Downloading Extraction Results
How to download your standardization results in different formats, including merging multiple documents into a single file.
After running Standardization on your documents, you can download the results in several formats. Select one or more standardizations from the dashboard and click Download to see the available options.
Download Formats
| Format | What you get |
|---|---|
| CSV | One row per document in a single CSV file |
| JSON | All selected documents combined into one JSON file |
| Excel | Individual Excel files bundled in a zip |
| Merged Excel | All selected documents combined into a single Excel file |
| XML | Individual XML files bundled in a zip |
All formats are available from both the dashboard and the API. See the API reference for the corresponding endpoints.
Merged Excel
The Merged Excel option combines extraction results from multiple documents into a single Excel workbook.
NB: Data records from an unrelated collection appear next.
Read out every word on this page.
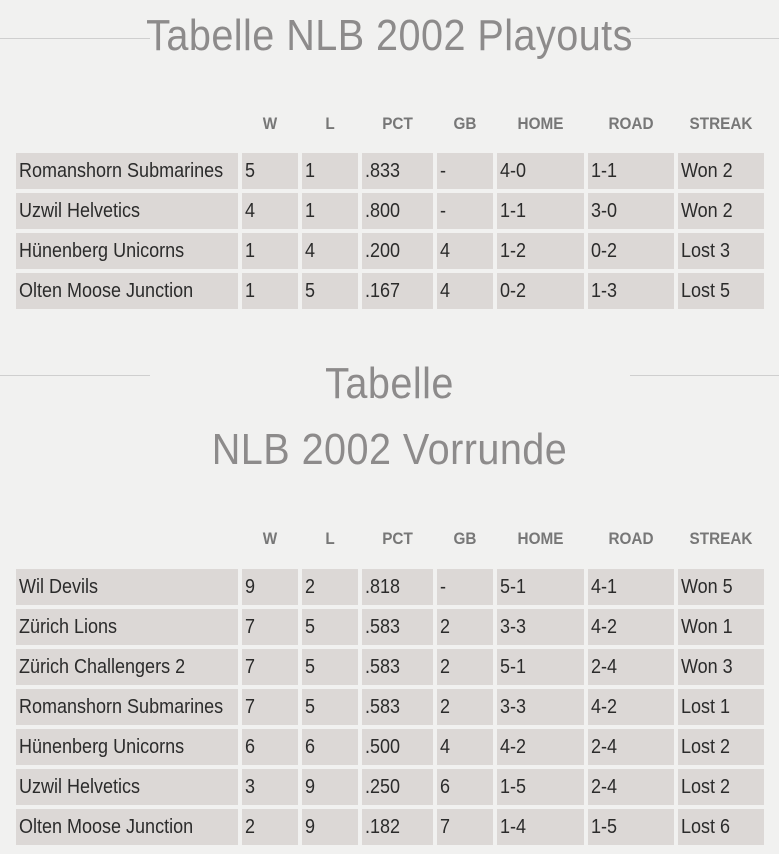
Tabelle NLB 2002 Playouts
W	L	PCT	GB	HOME	ROAD	STREAK
Romanshorn Submarines	5	1	.833	-	4-0	1-1	Won 2
Uzwil Helvetics	4	1	.800	-	1-1	3-0	Won 2
Hünenberg Unicorns	1	4	.200	4	1-2	0-2	Lost 3
Olten Moose Junction	1	5	.167	4	0-2	1-3	Lost 5
Tabelle
NLB 2002 Vorrunde
W	L	PCT	GB	HOME	ROAD	STREAK
Wil Devils	9	2	.818	-	5-1	4-1	Won 5
Zürich Lions	7	5	.583	2	3-3	4-2	Won 1
Zürich Challengers 2	7	5	.583	2	5-1	2-4	Won 3
Romanshorn Submarines	7	5	.583	2	3-3	4-2	Lost 1
Hünenberg Unicorns	6	6	.500	4	4-2	2-4	Lost 2
Uzwil Helvetics	3	9	.250	6	1-5	2-4	Lost 2
Olten Moose Junction	2	9	.182	7	1-4	1-5	Lost 6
This is useful when you have many similar documents (e.g., invoices, bank statements, insurance forms) and want all the data in one place.
How it works
- Scalar fields (single values like "invoice_number", "date", "vendor_name") become a table where each document is one row. Columns are the field names.
- Array fields (tables like "line_items", "transactions") are concatenated across all documents into a single sheet. Each row keeps its original data.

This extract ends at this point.